Deutscher Gewerkschaftsbund

21.01.2016
Sozialer Wohnungsbau

Körzell: Verteilungskämpfe um bezahlbare Wohnungen verhindern

Hendricks will Mittel verdoppeln

In Deutschland fehlen mindestens 800.000 Wohnungen, vor allem in den Ballungsgebieten. Bundesbauministerin Hendricks will deshalb bis 2020 zusätzliche fünf Milliarden Euro für den sozialen Wohnungsbau ausgeben. Das ist ein Schritt in die richtige Richtung, reicht aber nicht aus, sagt DGB-Vorstandmitglied Stefan Körzell. Die CDU lehnt die Forderung ab.

DGB-Vorstandsmitglied Stefan Körzell

DGB-Vorstandsmitglied Stefan Körzell DGB/Simone M. Neumann

"Jährlich müssen 450.000 neue Wohnungen gebaut werden"

Zum Vorstoß von Bundesbauministerin Hendricks, die Mittel für den sozialen Wohnungsbau zu verdoppeln und jedes Jahr 350.000 neue Wohnungen zu bauen, sagte DGB-Vorstandsmitglied Stefan Körzell am Donnerstag in Berlin:

„Der Hendricks-Vorstoß geht in die richtige Richtung. Die Verdoppelung der Bundesmittel auf 1 Mrd. Euro pro Jahr bis 2019 ist gut, reicht aber nicht aus. Die Mittel sollten aber über 2019 hinaus verstetigt werden. Denn in Deutschland fehlen mindestens 800.000 Wohnungen, besonders in den Ballungszentren. Darüber hinaus müssen jährlich mindestens 450.000 neue Wohnungen gebaut werden, und zwar vor allem im bezahlbaren Mietwohnungsbau.

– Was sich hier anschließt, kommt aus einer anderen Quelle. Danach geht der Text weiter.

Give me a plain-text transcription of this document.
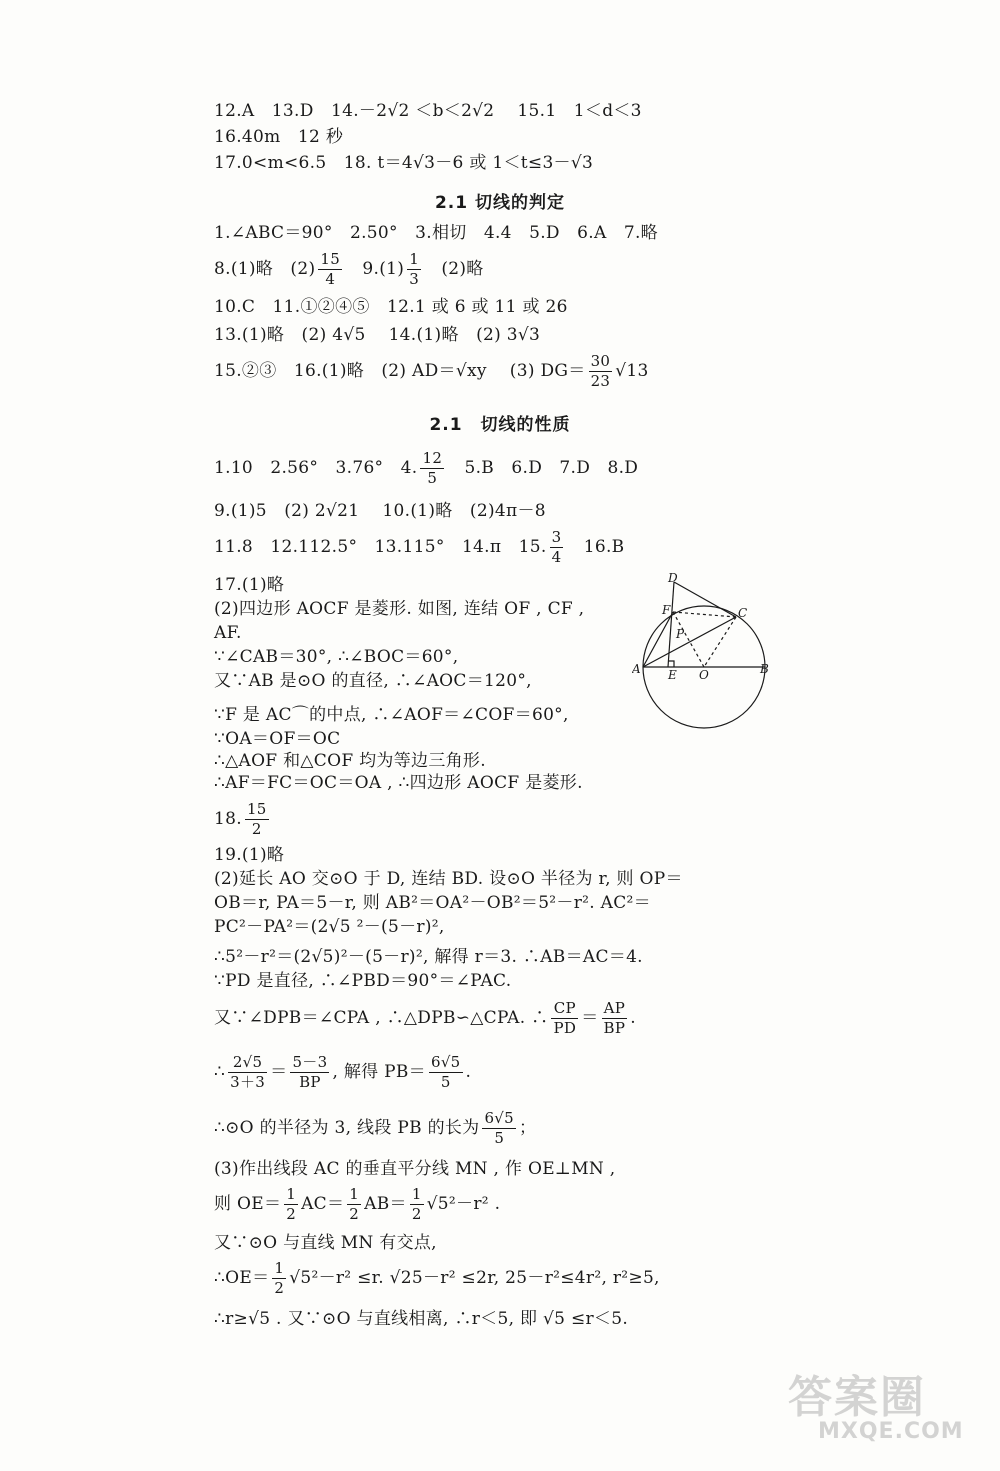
12.A　13.D　14.－2√2 ＜b＜2√2　 15.1　1＜d＜3
16.40m　12 秒
17.0<m<6.5　18. t＝4√3－6 或 1＜t≤3－√3
2.1 切线的判定
1.∠ABC＝90°　2.50°　3.相切　4.4　5.D　6.A　7.略
8.(1)略　$(2) \frac{15}{4}$ 　$9.(1) \frac{1}{3}$ 　(2)略
10.C　11.①②④⑤　12.1 或 6 或 11 或 26
13.(1)略　(2) 4√5　 14.(1)略　(2) 3√3
15.②③　16.(1)略　(2) AD＝√xy　 (3) $DG= \frac{30}{23} √13$
2.1　切线的性质
1.10　2.56°　3.76°　4. $\frac{12}{5}$ 　5.B　6.D　7.D　8.D
9.(1)5　(2) 2√21　 10.(1)略　(2)4π－8
11.8　12.112.5°　13.115°　14.π　15. $\frac{3}{4}$ 　16.B
17.(1)略
(2)四边形 AOCF 是菱形. 如图, 连结 OF , CF ,
AF.
∵∠CAB＝30°, ∴∠BOC＝60°,
又∵AB 是⊙O 的直径, ∴∠AOC＝120°,
∵F 是 AC⌒的中点, ∴∠AOF＝∠COF＝60°,
∵OA＝OF＝OC
∴△AOF 和△COF 均为等边三角形.
∴AF＝FC＝OC＝OA , ∴四边形 AOCF 是菱形.
D
F	C
P
A E O	B
18. $\frac{15}{2}$
19.(1)略
(2)延长 AO 交⊙O 于 D, 连结 BD. 设⊙O 半径为 r, 则 OP＝
OB＝r, PA＝5－r, 则 AB²＝OA²－OB²＝5²－r². AC²＝
PC²－PA²＝(2√5 ²－(5－r)²,
∴5²－r²＝(2√5)²－(5－r)², 解得 r＝3. ∴AB＝AC＝4.
∵PD 是直径, ∴∠PBD＝90°＝∠PAC.
又∵∠DPB＝∠CPA , ∴△DPB∽△CPA. ∴ $\frac{CP}{PD} = \frac{AP}{BP}$ .
∴ $\frac{2√5}{3+3} = \frac{5-3}{BP}$ , 解得 $PB= \frac{6√5}{5}$ .
∴⊙O 的半径为 3, 线段 PB 的长为 $\frac{6√5}{5}$ ；
(3)作出线段 AC 的垂直平分线 MN , 作 OE⊥MN ,
则 $OE= \frac{1}{2} AC= \frac{1}{2} AB= \frac{1}{2} √5^2-r^2$ .
又∵⊙O 与直线 MN 有交点,
∴OE＝ $\frac{1}{2} √5^2-r^2 \le r$. √25－r² ≤2r, 25－r²≤4r², r²≥5,
∴r≥√5 . 又∵⊙O 与直线相离, ∴r＜5, 即 √5 ≤r＜5.
答案圈
MXQE.COM
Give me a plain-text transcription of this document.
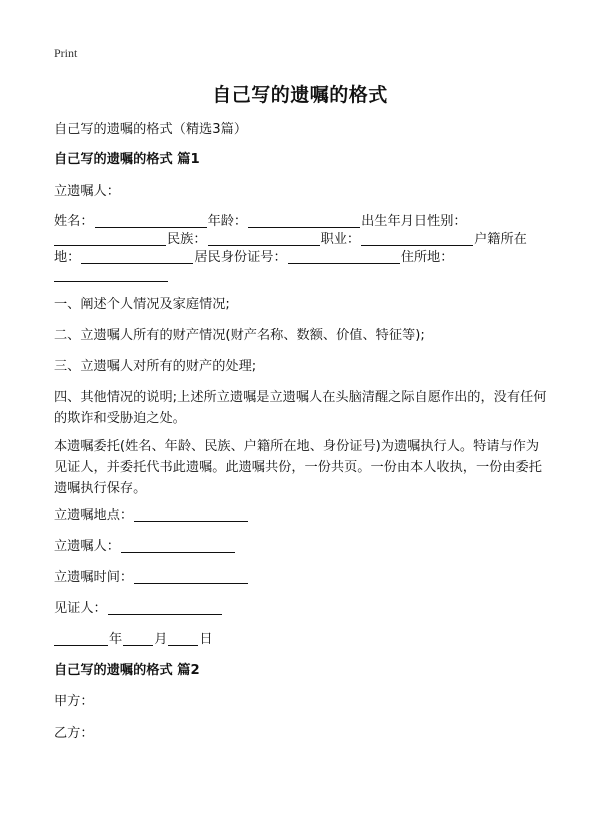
Print
自己写的遗嘱的格式
自己写的遗嘱的格式（精选3篇）
自己写的遗嘱的格式 篇1
立遗嘱人：
姓名：	年龄：	出生年月日性别：
民族：	职业：	户籍所在
地：	居民身份证号：	住所地：
一、阐述个人情况及家庭情况;
二、立遗嘱人所有的财产情况(财产名称、数额、价值、特征等);
三、立遗嘱人对所有的财产的处理;
四、其他情况的说明;上述所立遗嘱是立遗嘱人在头脑清醒之际自愿作出的，没有任何的欺诈和受胁迫之处。
本遗嘱委托(姓名、年龄、民族、户籍所在地、身份证号)为遗嘱执行人。特请与作为见证人，并委托代书此遗嘱。此遗嘱共份，一份共页。一份由本人收执，一份由委托遗嘱执行保存。
立遗嘱地点：
立遗嘱人：
立遗嘱时间：
见证人：
年 月 日
自己写的遗嘱的格式 篇2
甲方：
乙方：
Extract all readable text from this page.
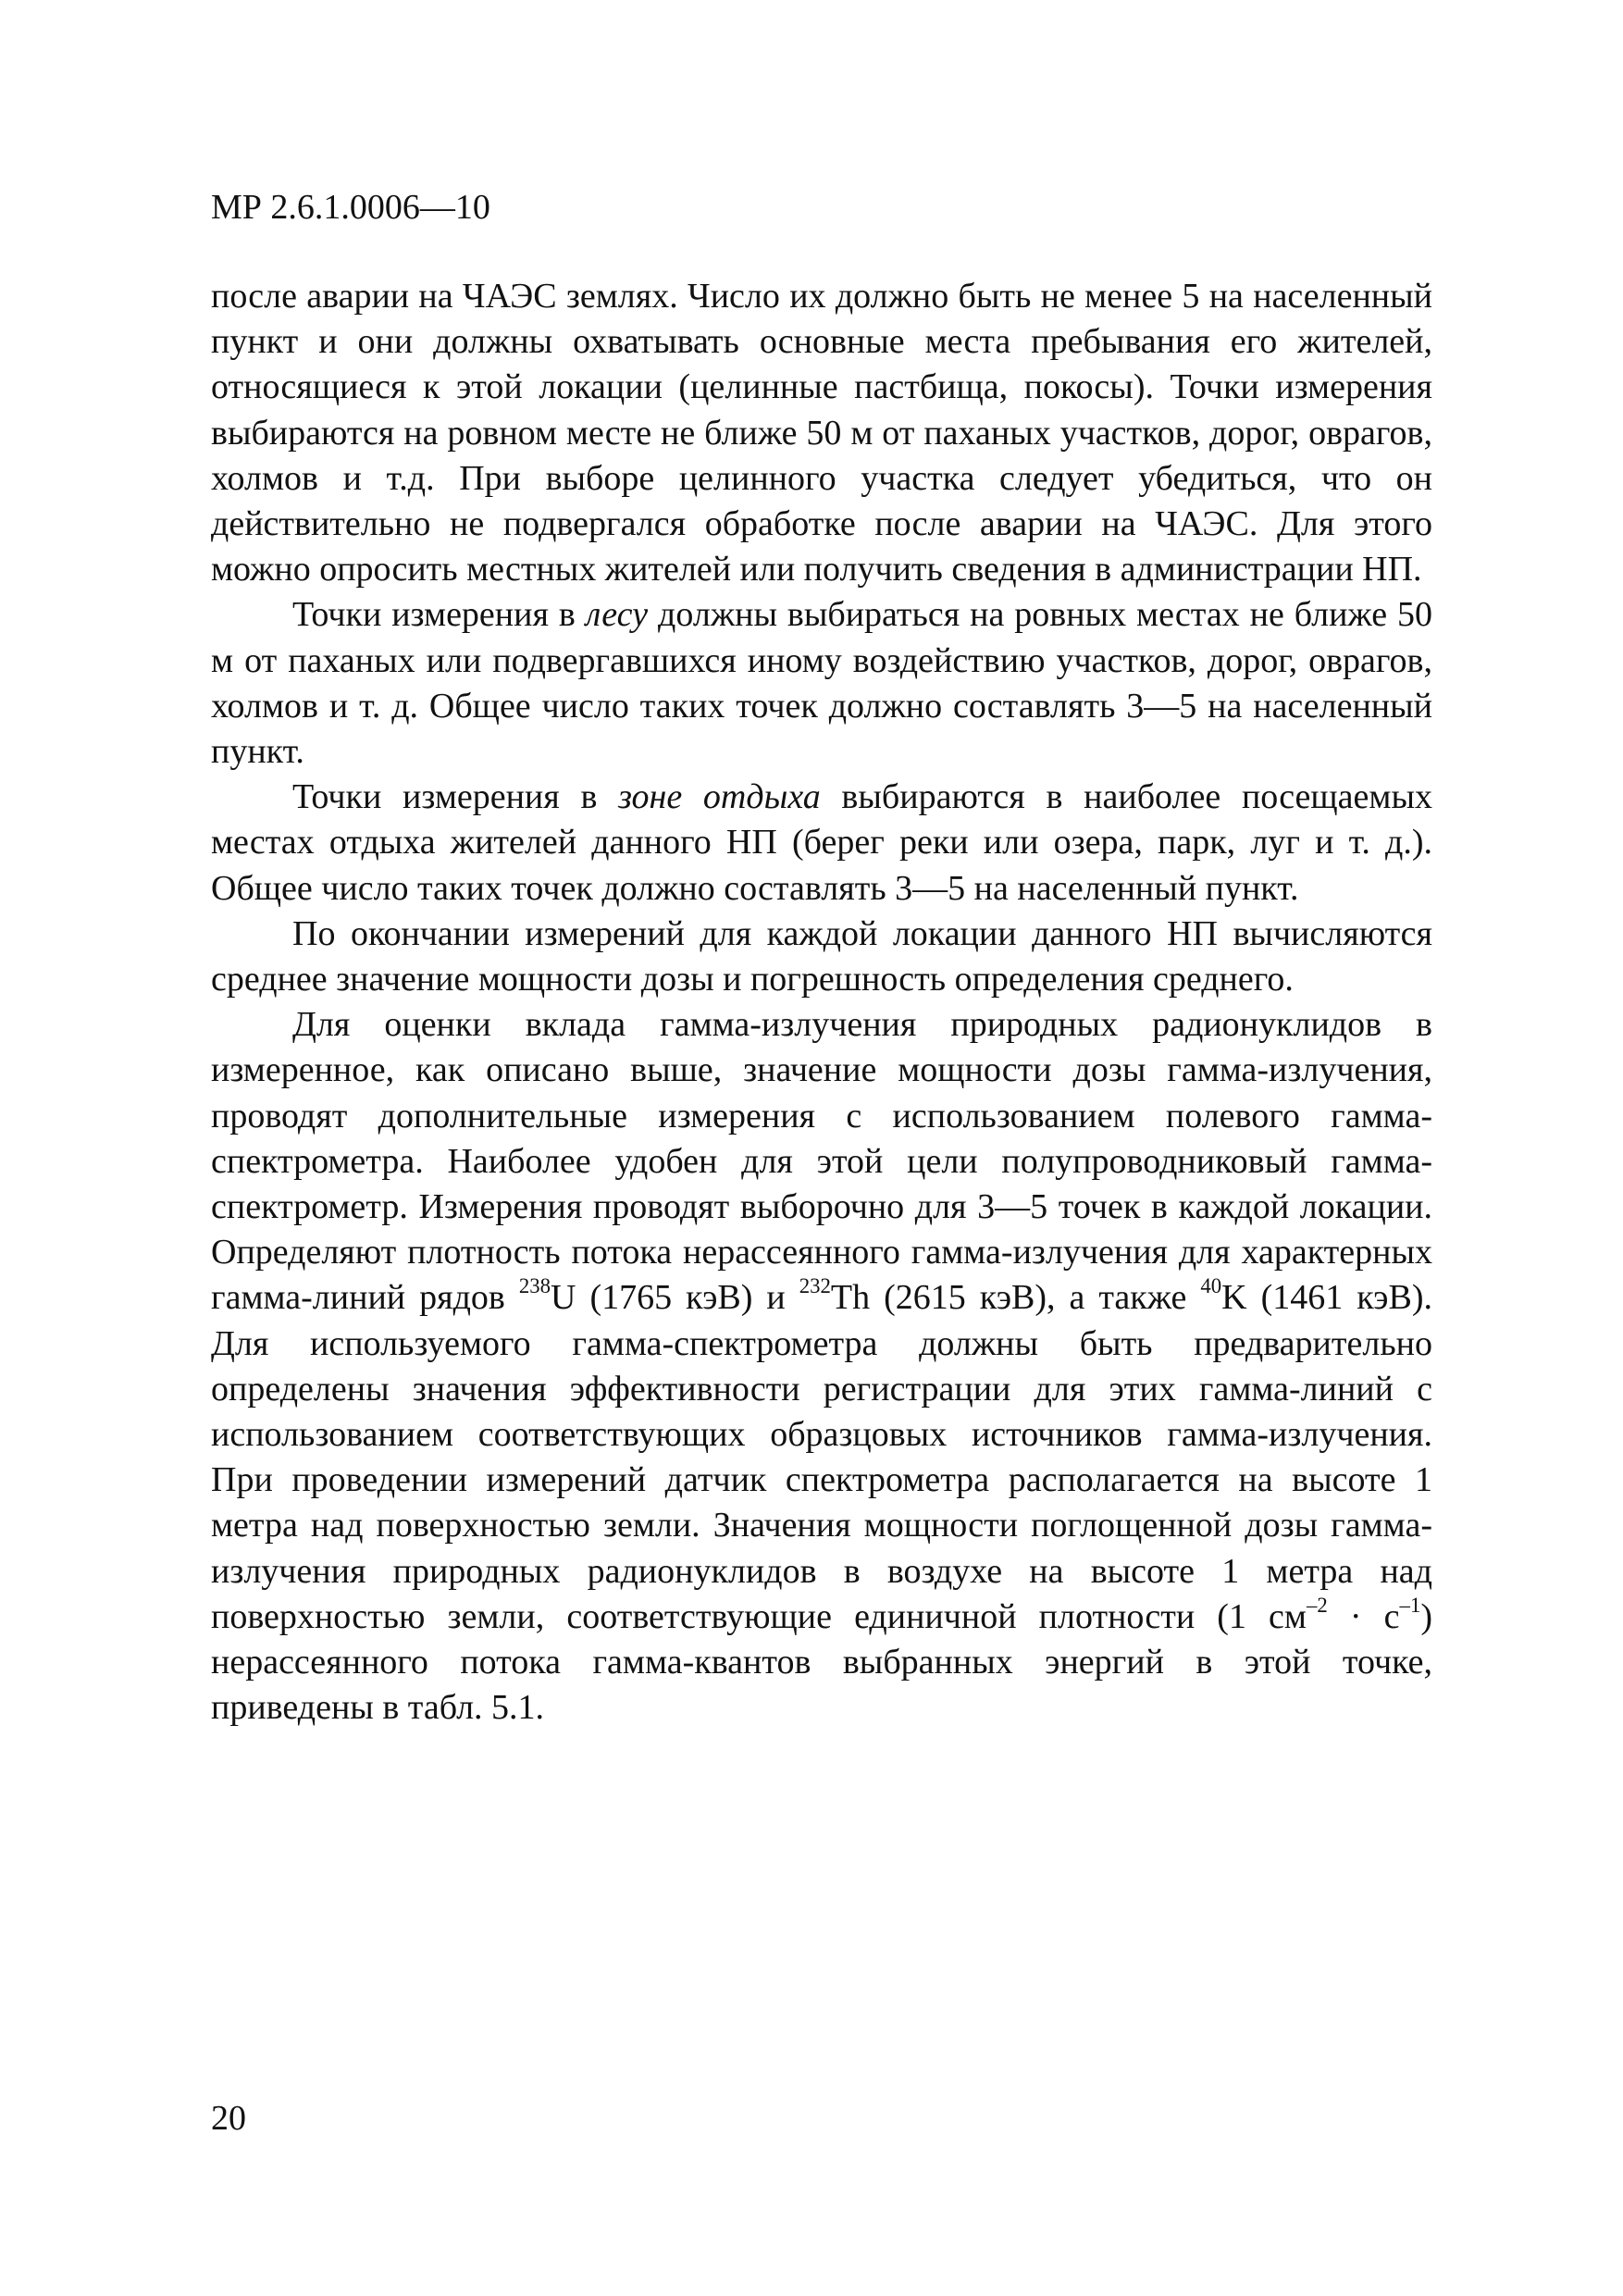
МР 2.6.1.0006—10

после аварии на ЧАЭС землях. Число их должно быть не менее 5 на населенный пункт и они должны охватывать основные места пребывания его жителей, относящиеся к этой локации (целинные пастбища, покосы). Точки измерения выбираются на ровном месте не ближе 50 м от паханых участков, дорог, оврагов, холмов и т.д. При выборе целинного участка следует убедиться, что он действительно не подвергался обработке после аварии на ЧАЭС. Для этого можно опросить местных жителей или получить сведения в администрации НП.

Точки измерения в лесу должны выбираться на ровных местах не ближе 50 м от паханых или подвергавшихся иному воздействию участков, дорог, оврагов, холмов и т. д. Общее число таких точек должно составлять 3—5 на населенный пункт.

Точки измерения в зоне отдыха выбираются в наиболее посещаемых местах отдыха жителей данного НП (берег реки или озера, парк, луг и т. д.). Общее число таких точек должно составлять 3—5 на населенный пункт.

По окончании измерений для каждой локации данного НП вычисляются среднее значение мощности дозы и погрешность определения среднего.

Для оценки вклада гамма-излучения природных радионуклидов в измеренное, как описано выше, значение мощности дозы гамма-излучения, проводят дополнительные измерения с использованием полевого гамма-спектрометра. Наиболее удобен для этой цели полупроводниковый гамма-спектрометр. Измерения проводят выборочно для 3—5 точек в каждой локации. Определяют плотность потока нерассеянного гамма-излучения для характерных гамма-линий рядов $^{238}$U (1765 кэВ) и $^{232}$Th (2615 кэВ), а также $^{40}$K (1461 кэВ). Для используемого гамма-спектрометра должны быть предварительно определены значения эффективности регистрации для этих гамма-линий с использованием соответствующих образцовых источников гамма-излучения. При проведении измерений датчик спектрометра располагается на высоте 1 метра над поверхностью земли. Значения мощности поглощенной дозы гамма-излучения природных радионуклидов в воздухе на высоте 1 метра над поверхностью земли, соответствующие единичной плотности (1 $см^{-2} \cdot с^{-1}$) нерассеянного потока гамма-квантов выбранных энергий в этой точке, приведены в табл. 5.1.

20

Runter vom Dogma der schwarzen Null

Die prompte Ablehnung durch Teile der CDU zeigt erneut, dass trotz Haushaltsüberschuss das Dogma der schwarzen Null über allem schwebt. Davon müssen wir endlich runter, denn in der jetzigen Situation darf es keinen weiteren Aufschub in der Wohnungspolitik geben. Schon jetzt finden Arbeitnehmer mit einem niedrigen Einkommen und Zugewanderte kaum ausreichend bezahlbaren Wohnraum. Verteilungskämpfe um bezahlbaren Wohnraum müssen unbedingt verhindert werden. Sie würden zur Spaltung der Gesellschaft beitragen.

Es war ein schwerer politischer Fehler, die Zuständigkeit in der Wohnungspolitik den Bundesländern zu übertragen, da einige Bundesländer die Kompensationsmittel des Bundes genutzt haben, um Haushaltslöcher zu stopfen anstatt bezahlbaren Wohnraum zu schaffen.“ 

Um die wachsende Wohnungsnot in Deutschland zu bekämpfen fordert der DGB:

  • Zügigen Umbau von leerstehende Büroflächen in Wohnungen
  • Hunderttausend neue preis- und belegungsgebundene Wohnungen jährlich, um auslaufende Sozialbindungen auszugleichen
  • Deutlich mehr Investitionen in den Mietwohnungsbau
  • Erhöhung der Abschreibungsmöglichkeiten auf vier Prozent
  • Bessere finanzielle Förderung für die energetische Sanierung des aktuellen Gebäudebestandes
  • Verlässliche politische Rahmenbedingungen, die Bauherren und Mietern Planungssicherheit bieten
  • Verlängerung der Bemessungszeiträume der Mietspiegel von 4 auf 10 Jahren, um die Mieter wirksam vor Wucher zu schützen.